Hepatocellular carcinoma (HCC) is the most common primary liver cancer and is responsible for 70–90% of cases (1,2). The presence of macrovascular invasion such as portal vein tumor thrombus (PVTT) or hepatic vein tumor thrombus (HVTT) is known to be significantly associated with poor prognosis (3). The Barcelona clinic liver cancer (BCLC) staging system has been adopted and approved for guidance for HCC management by both the European Association for the Study of the Liver (EASL) and the American Association for the Study of Liver Disease (AASLD) (4,5). According to this treatment guideline, HCC patients with macrovascular invasion are regarded as being at the advanced stage, and for whom the only proposed treatment option is sorafenib. However, the management of HCC with macrovascular invasion is complicated and still controversial.
Recently, Kokudo et al. retrospectively investigated the survival benefit of liver resection (LR) for HCC with HVTT using a data collected in a Japanese nationwide survey, by propensity-matched setting (6). The study included 1,021 Child-Pugh A HCC patients with HVTT without inferior vena cava invasion, and compared the survival of 540 patients who underwent LR and 481 patients who received other treatment. The median survival time (MST) in the LR group was 4.47 years, which was significantly longer than that in the non-LR group (1.58 years). After matching of 223 patients who underwent LR with 223 patients who received other treatment, the MST in the LR group was 1.61 years longer than that in the non-LR group (3.42 vs. 1.81 years, P=0.023). Among patients who underwent curative resection, the MST in patients without PVTT was significantly longer than that in patients with PVTT (5.67 vs. 1.88 years, P<0.001). Because of the rarity of the disease, available evidence concerning the treatment strategy for HVTT is limited. Therefore, this study will provide a strong body of evidence to support the value of LR for HCC with HVTT and the authors should be commended for their excellent large-cohort study based on a nationwide survey.

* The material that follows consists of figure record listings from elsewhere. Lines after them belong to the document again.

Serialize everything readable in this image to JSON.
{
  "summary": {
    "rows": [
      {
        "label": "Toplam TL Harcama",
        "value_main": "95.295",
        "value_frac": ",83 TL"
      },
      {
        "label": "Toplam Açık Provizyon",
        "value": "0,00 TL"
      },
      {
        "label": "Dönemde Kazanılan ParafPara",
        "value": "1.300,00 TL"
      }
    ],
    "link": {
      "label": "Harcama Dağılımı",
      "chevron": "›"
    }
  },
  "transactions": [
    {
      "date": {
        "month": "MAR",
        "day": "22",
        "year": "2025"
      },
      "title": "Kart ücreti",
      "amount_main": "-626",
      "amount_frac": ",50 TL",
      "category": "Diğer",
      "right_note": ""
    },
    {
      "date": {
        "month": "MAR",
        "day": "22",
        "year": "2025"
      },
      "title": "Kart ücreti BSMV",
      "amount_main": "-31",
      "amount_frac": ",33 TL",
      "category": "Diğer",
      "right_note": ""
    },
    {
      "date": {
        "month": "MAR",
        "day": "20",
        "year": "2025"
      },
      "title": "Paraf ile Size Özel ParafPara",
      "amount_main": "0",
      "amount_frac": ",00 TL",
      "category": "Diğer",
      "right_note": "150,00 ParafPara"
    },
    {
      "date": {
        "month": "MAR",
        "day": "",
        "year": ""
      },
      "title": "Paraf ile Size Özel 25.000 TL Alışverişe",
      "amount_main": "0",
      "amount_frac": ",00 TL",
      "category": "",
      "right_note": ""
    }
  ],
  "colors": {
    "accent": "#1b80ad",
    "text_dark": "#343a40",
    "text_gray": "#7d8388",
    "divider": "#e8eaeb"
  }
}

A previous single-institutional retrospective study published by the same group in the Journal of Hepatology in 2014 demonstrated that LR provided a better long-term outcome in HCC patients with microscopic and macroscopic HVTT when R0 resection was achieved (7). Other studies from China (8) and Italy (9) reported the efficacy of LR in selected patients (i.e., Vv1 or 2, en-bloc resection). The authors of these articles suggested that the presence of macroscopic vascular invasion including HVTT should no longer be considered an absolute contraindication for LR.
As mentioned above, sorafenib is the only choice of treatment for HCC patients with macrovascular invasion proposed by the BCLC system. Currently, sorafenib is regarded as a standard treatment for patients with advanced HCC (10). However, the MST in patients with advanced HCC treated with sorafenib was 10.7 months, much less than the 4.5-year MST observed in the current paper (6) in patients with HVTT who underwent LR. These findings strongly suggest that, even if the existence of selection bias is considered, LR should be considered as the treatment of first choice in selected patients.
But who are these “selected patients”? In the current paper, number of tumors ≥3, PVTT (Vp2-3), gastroesophageal varices, and poor cancer cell differentiation were identified as independent poor prognostic factors for survival in patients with HVTT who underwent LR; these data may help to identify the “selected patients”. HCC patients with macrovascular invasion including HVTT are a heterogeneous population with different disease behavior, and “selected patients” may benefit from aggressive surgical treatment. However, at this time, there are no established criteria. In addition, this study lacked several non-surgical treatments that have emerged recently as effective alternatives, such as targeted therapy, Y90 radioembolization, transarterial chemoembolization with drug-induced beads, and stereotactic radiation therapy. Because HCC with macrovascular invasion is an advanced stage of disease, LR in combination with these modalities should be considered to improve long-term outcome in these patients. Effective preventive agents after hepatectomy may also be needed. Furthermore, all patients should be evaluated in a multidisciplinary approach with experienced surgeons, hepatologists, oncologists, and interventional radiologists.
The time may have come to reconsider the treatment recommendations of the BCLC system, especially for advanced-stage HCC patients with macrovascular invasion. In addition, a worldwide consensus on the management of HCC with macrovascular invasion that is applicable for both Eastern and Western countries should be developed. International multicenter prospective registries or randomized controlled trials should be designed to establish the optimal treatment strategy in these patients.
Conflicts of Interest: The authors have no conflicts of interest to declare.